La crise a redonné de l’élan aux foodtech. L’appétit des investisseurs pour le secteur est en effet resté vif puisque ces entreprises ont levé en France près de 150 millions d’euros en 2020 (+45%) pour 37 deals (contre 23 en 2019). Toutefois, le ticket moyen a diminué de 0,5 million d’une année sur l’autre, à 4 millions d’euros. Si les grandes gagnantes de la crise sanitaire ont été les plateformes de livraison de commerces de proximité (Epicery, Glovo…) et celles de circuits courts (La Ruche qui dit Oui !, …), les plateformes de réservation de restaurants (La Fourchette…) et les foodtech spécialisées dans le social dining (Eatwith…) en ont fait les frais. Les premières ont en effet pâti des fermetures à répétition des restaurants et les secondes des restrictions de déplacement. Les applications anti-gaspillage (Optimiam, Too Good To Go…) et de notation nutritionnelle (Yuka, Scan Up…) ont, elles, été très peu affectées.

  

Des acteurs qui peinent à être rentables

Si la crise a globalement profité au secteur, près d’un quart des foodtech actives en France en 2016 avait mis la clé sous la porte en décembre 2020. Les acteurs, y compris les leaders internationaux de la livraison de repas de restaurants comme Just Eat Takeaway ou Uber Eats, peinent en effet à être rentables. Pour atteindre cette rentabilité, ils actionnent plusieurs leviers. D’abord fidéliser les nouveaux clients recrutés pendant les périodes de confinement, ce qui nécéssitera d’innover et d’aparter l’offre au nouveau contexte. Ensuite, améliorer l’efficacité opérationnelle et la logistique, grâce à des outils technologiques performants, mais aussi composer avec les limites de la livraison externalisée en adoptant une logique plus socio-responsable, les conditions de travail des livreurs micro-entrepreneurs étant de plus en plus décriées. Enfin, les acteurs devront également s’inscrire dans une démarche davantage partenariale avec les autres opérateurs de leur écosystème (restaurants, industriels, producteurs, distributeurs, etc.).

 

 

Les investisseurs à la manœuvre

La croissance des foodtech est largement soutenue par l’engouement des investisseurs. Encore soutenus en 2021, les investissements, devraient porter en priorité sur les segments encore en phase de développement et moins sur les segments historiques aujourd’hui matures, food delivery en tête. Malgré une demande en hausse, ce dernier sera pénalisé par la frilosité d’un nombre croissant de restaurants à recourir aux services de livraison en raison des commissions jugées trop élevées. Le segment de la restauration virtuelle restera lui très dynamique d’ici 2023 grâce à une demande soutenue et à l’augmentation de l’offre. Face à la demande croissante et accélérée par la crise en matière de proximité alimentaire, les marketplaces alimentaires et les plateformes de circuits courts sont, pour leur part, idéalement positionnées pour les trois prochaines années.

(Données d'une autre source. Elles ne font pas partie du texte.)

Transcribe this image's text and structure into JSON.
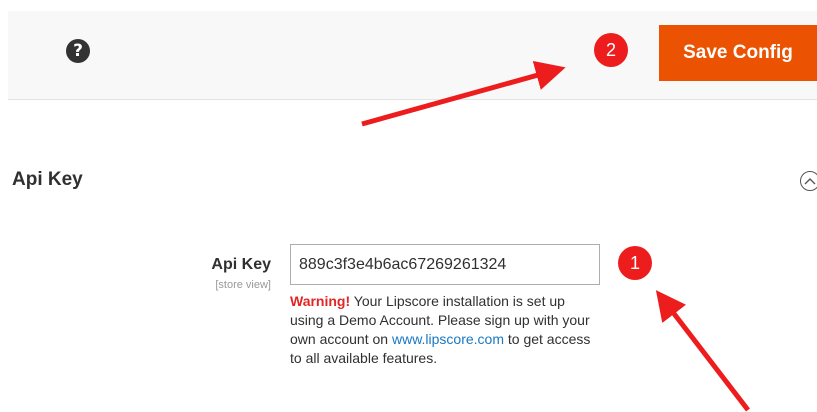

Dans le même temps, les incursions de nouveaux investisseurs industriels (distributeurs, géants de l’internet, restauration collective, industrie agroalimentaire) vont se poursuivre. Grâce aux synergies opérationnelles et financières dégagées, ces derniers financeront les foodtech pour s’ouvrir de nouveaux relais de croissance. C’est ainsi que le groupe Carrefour affiche de sérieuses ambitions dans ce domaine avec de multiples rachats de start-up (Dejbox et Potager City en 2020 entre autres) et d’alliances nouées avec les leaders internationaux (Uber Eats l’an dernier). Quant à Amazon, déjà présent au capital de Deliveroo et partenaire de Casino, il a toutes les cartes en main pour s’immiscer dans le e-commerce alimentaire hexagonal en général, et la foodtech en particulier.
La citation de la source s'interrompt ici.